Electronic components used in surge protectors
Surge protection components fall into two general categories:
The following components fall into the Arc Gap category:
Gas Discharge Tube (GDT)
Radioactive Gas Discharge Tube
Carbon Electrode Gap
The following components fall into the semiconductor category:
Zener Diode (TVS or Transient Voltage Suppression Diode)
Silicon Avalanche Diode (SAD)
Metal Oxide Varistor (MOV)
Without going into an exhaustive explanation of each device, I will give a rundown on why the device is or is not suitable for protecting Ethernet GigE data circuits.
Gas Discharge Tubes - These are a great improvement over air gaps. They put the gap electrodes in a sealed container with a gas that determines breakdown voltage. They are low capacitance and once fired are low impedance. Both characteristics are great for data. But they are relatively slow. They can take up to a microsecond or more to really wake up and do their job. They are also expensive. Better surge protectors use a GDT operating in parallel with other components that are faster.
Radioactive GDTs are really not available anymore. They had radioactive gas inside that made them fire faster.
Air Gaps are not really used however certain testing bodies seem to think a feature called a Back Up Gap (BUG) be added to surge suppression devices. The problem is, a BUG is normally two or three conductors on a printed circuit board that are extremely close, like .005" or closer. History has shown that BUGS get contaminated with dirt and bugs. Many failures have be traced to surge protectors that use BUGs. The use of BUGs was primarily a thing in the USA for a number of years.
Carbon Electrode Gaps is an older technology used primarily on land line telephone circuits.

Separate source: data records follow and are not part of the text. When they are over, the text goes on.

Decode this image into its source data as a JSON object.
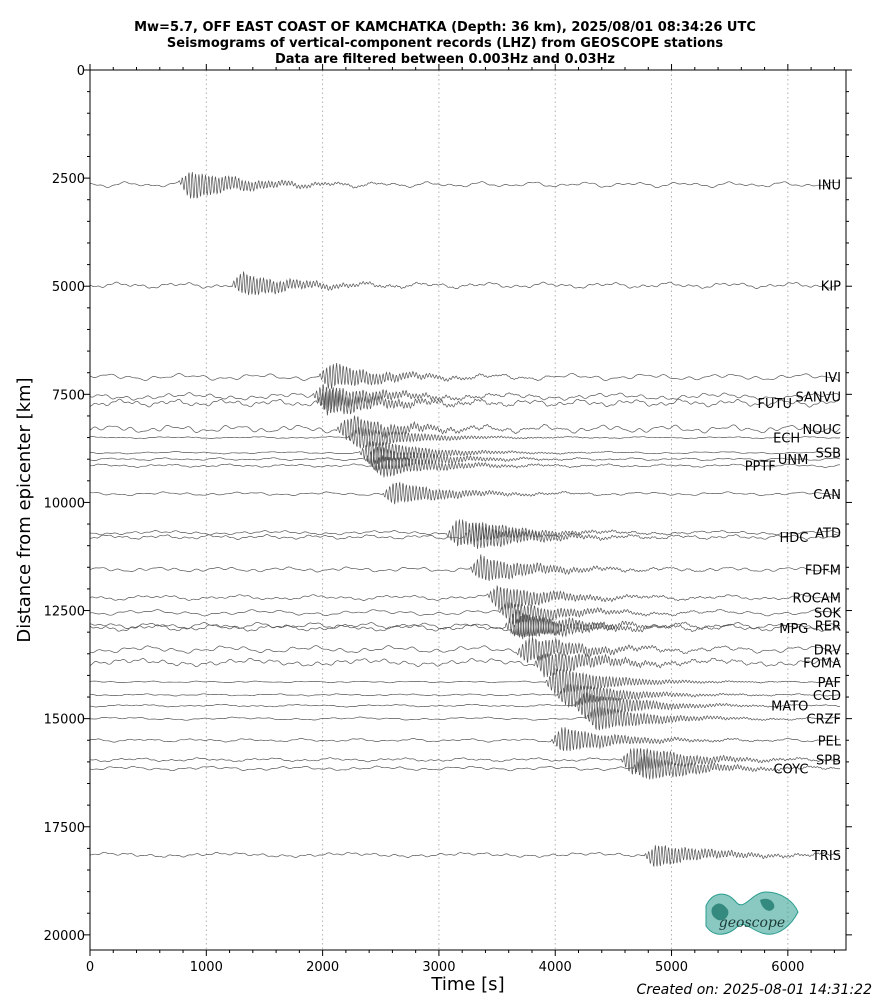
{
  "chart_data": {
    "type": "line",
    "title_lines": [
      "Mw=5.7, OFF EAST COAST OF KAMCHATKA (Depth: 36 km), 2025/08/01 08:34:26 UTC",
      "Seismograms of vertical-component records (LHZ) from GEOSCOPE stations",
      "Data are filtered between 0.003Hz and 0.03Hz"
    ],
    "xlabel": "Time [s]",
    "ylabel": "Distance from epicenter [km]",
    "xlim": [
      0,
      6500
    ],
    "ylim": [
      20350,
      0
    ],
    "xticks": [
      0,
      1000,
      2000,
      3000,
      4000,
      5000,
      6000
    ],
    "yticks": [
      0,
      2500,
      5000,
      7500,
      10000,
      12500,
      15000,
      17500,
      20000
    ],
    "grid": "vertical dotted lines at major x ticks",
    "trace_color": "#555555",
    "logo_color": "#2a9d8f",
    "stations": [
      {
        "name": "INU",
        "distance": 2650,
        "arrival": 800,
        "amp": 1.0
      },
      {
        "name": "KIP",
        "distance": 4980,
        "arrival": 1250,
        "amp": 0.8
      },
      {
        "name": "IVI",
        "distance": 7100,
        "arrival": 2000,
        "amp": 0.9
      },
      {
        "name": "SANVU",
        "distance": 7550,
        "arrival": 1950,
        "amp": 0.9
      },
      {
        "name": "FUTU",
        "distance": 7700,
        "arrival": 1980,
        "amp": 0.9
      },
      {
        "name": "NOUC",
        "distance": 8300,
        "arrival": 2150,
        "amp": 0.8
      },
      {
        "name": "ECH",
        "distance": 8500,
        "arrival": 2250,
        "amp": 0.8
      },
      {
        "name": "SSB",
        "distance": 8850,
        "arrival": 2350,
        "amp": 0.9
      },
      {
        "name": "UNM",
        "distance": 9000,
        "arrival": 2400,
        "amp": 0.9
      },
      {
        "name": "PPTF",
        "distance": 9150,
        "arrival": 2450,
        "amp": 0.8
      },
      {
        "name": "CAN",
        "distance": 9800,
        "arrival": 2550,
        "amp": 0.8
      },
      {
        "name": "ATD",
        "distance": 10700,
        "arrival": 3100,
        "amp": 1.0
      },
      {
        "name": "HDC",
        "distance": 10800,
        "arrival": 3250,
        "amp": 0.9
      },
      {
        "name": "FDFM",
        "distance": 11550,
        "arrival": 3300,
        "amp": 0.9
      },
      {
        "name": "ROCAM",
        "distance": 12200,
        "arrival": 3450,
        "amp": 0.9
      },
      {
        "name": "SOK",
        "distance": 12550,
        "arrival": 3550,
        "amp": 0.8
      },
      {
        "name": "RER",
        "distance": 12850,
        "arrival": 3600,
        "amp": 1.0
      },
      {
        "name": "MPG",
        "distance": 12900,
        "arrival": 3650,
        "amp": 0.9
      },
      {
        "name": "DRV",
        "distance": 13400,
        "arrival": 3700,
        "amp": 0.9
      },
      {
        "name": "FOMA",
        "distance": 13700,
        "arrival": 3850,
        "amp": 0.9
      },
      {
        "name": "PAF",
        "distance": 14150,
        "arrival": 3950,
        "amp": 1.0
      },
      {
        "name": "CCD",
        "distance": 14450,
        "arrival": 4050,
        "amp": 0.9
      },
      {
        "name": "MATO",
        "distance": 14700,
        "arrival": 4200,
        "amp": 1.0
      },
      {
        "name": "CRZF",
        "distance": 15000,
        "arrival": 4300,
        "amp": 0.9
      },
      {
        "name": "PEL",
        "distance": 15500,
        "arrival": 4000,
        "amp": 0.9
      },
      {
        "name": "SPB",
        "distance": 15950,
        "arrival": 4600,
        "amp": 1.0
      },
      {
        "name": "COYC",
        "distance": 16150,
        "arrival": 4700,
        "amp": 0.9
      },
      {
        "name": "TRIS",
        "distance": 18150,
        "arrival": 4800,
        "amp": 0.8
      }
    ]
  },
  "footer": {
    "created": "Created on: 2025-08-01 14:31:22"
  },
  "logo": {
    "text": "geoscope"
  }
}
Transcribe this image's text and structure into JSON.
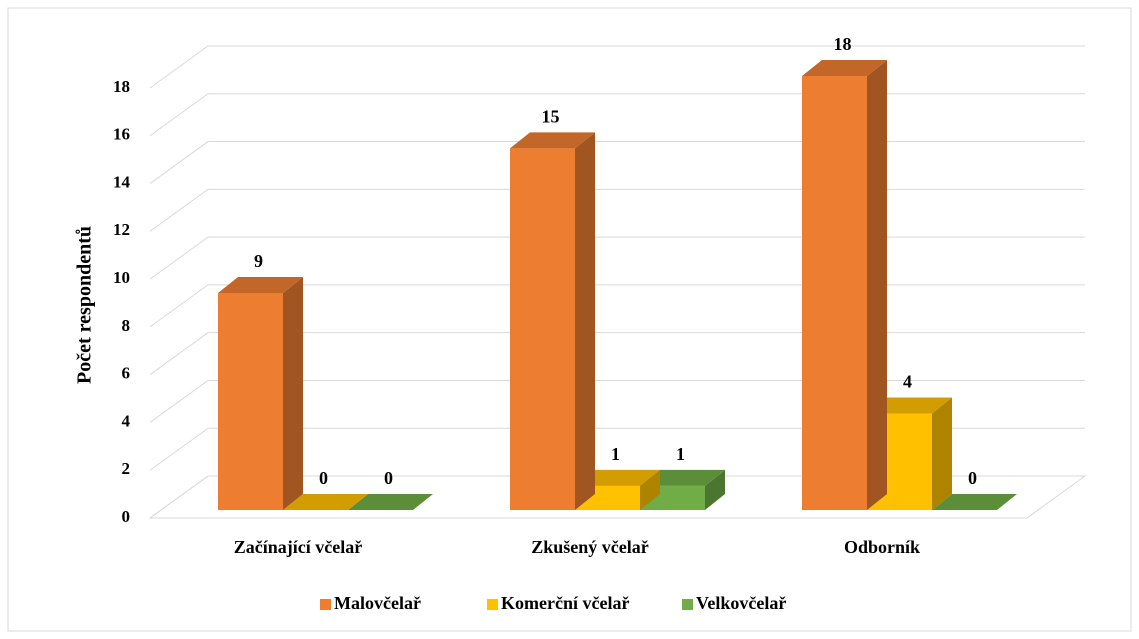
{
  "chart_data": {
    "type": "bar3d",
    "y_label": "Počet respondentů",
    "categories": [
      "Začínající včelař",
      "Zkušený včelař",
      "Odborník"
    ],
    "series": [
      {
        "name": "Malovčelař",
        "color": "#ed7d31",
        "values": [
          9,
          15,
          18
        ]
      },
      {
        "name": "Komerční včelař",
        "color": "#ffc000",
        "values": [
          0,
          1,
          4
        ]
      },
      {
        "name": "Velkovčelař",
        "color": "#70ad47",
        "values": [
          0,
          1,
          0
        ]
      }
    ],
    "ylim": [
      0,
      18
    ],
    "yticks": [
      0,
      2,
      4,
      6,
      8,
      10,
      12,
      14,
      16,
      18
    ],
    "grid": true,
    "legend": "bottom"
  }
}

It is not suitable for data.
Zener Diodes are frequently used in surge protectors. They are a diode that is operated in reverse. So it is designed to have a bias voltage that is backward from its conduction direction. The reverse voltage causes a depletion region at the junction. If a the reverse voltage gets high enough, it will start to conduct at its "zener voltage". Zeners are typically used in voltage regulator circuits.
Silicon Avalanche Diodes (SADs) are a special type of zener designed to go to a low impedance state once they fire. They differ from normal zeners as they try to present the lowest voltage drop possible when in reverse conduction. They are extremely fast, some offering breakdown speeds in the nanosecond range. They have low leakage which is always a plus for a data application. Their capacitance is too high for GigE circuits unless paired with a rectification diode. Sometimes SADs are also called TVS as a generic term.
Bidirectional Transistor These devices are frequently combined at the die level to create Thyristors
Thyristor These devices are similar to SADs but are slow to act. They are found in power protection circuits but not in the better data surge protectors.
Punch Through Diode - Very low voltage zener type of action. Sometimes found on the internal data circuits of network devices. They do not tolerate much energy so they are more for electrostatic discharge (ESD) protection.
Rectification Diode - While not an overvoltage or surge device, it is used with SADs and other components to channel surges and to decrease overall circuit capacitance. Surge protectors that only use SADS or Thyristors will produce more loading potentially causing CRC and other errors to GigE data circuits.
Metal Oxide Varistor (MOV) Slow to act, leaks current and is physically large. This is the workhorse component for many 120 VAC power circuits. They are usually a large disk component. They will take repeated strikes and fail in the shorted condition. Frequently a device that has failed due to surge will have the MOVs physically damaged via cracks or explosion. Not uncommon to find MOV fragments inside a power supply that has been subject to power line conveyed lightning.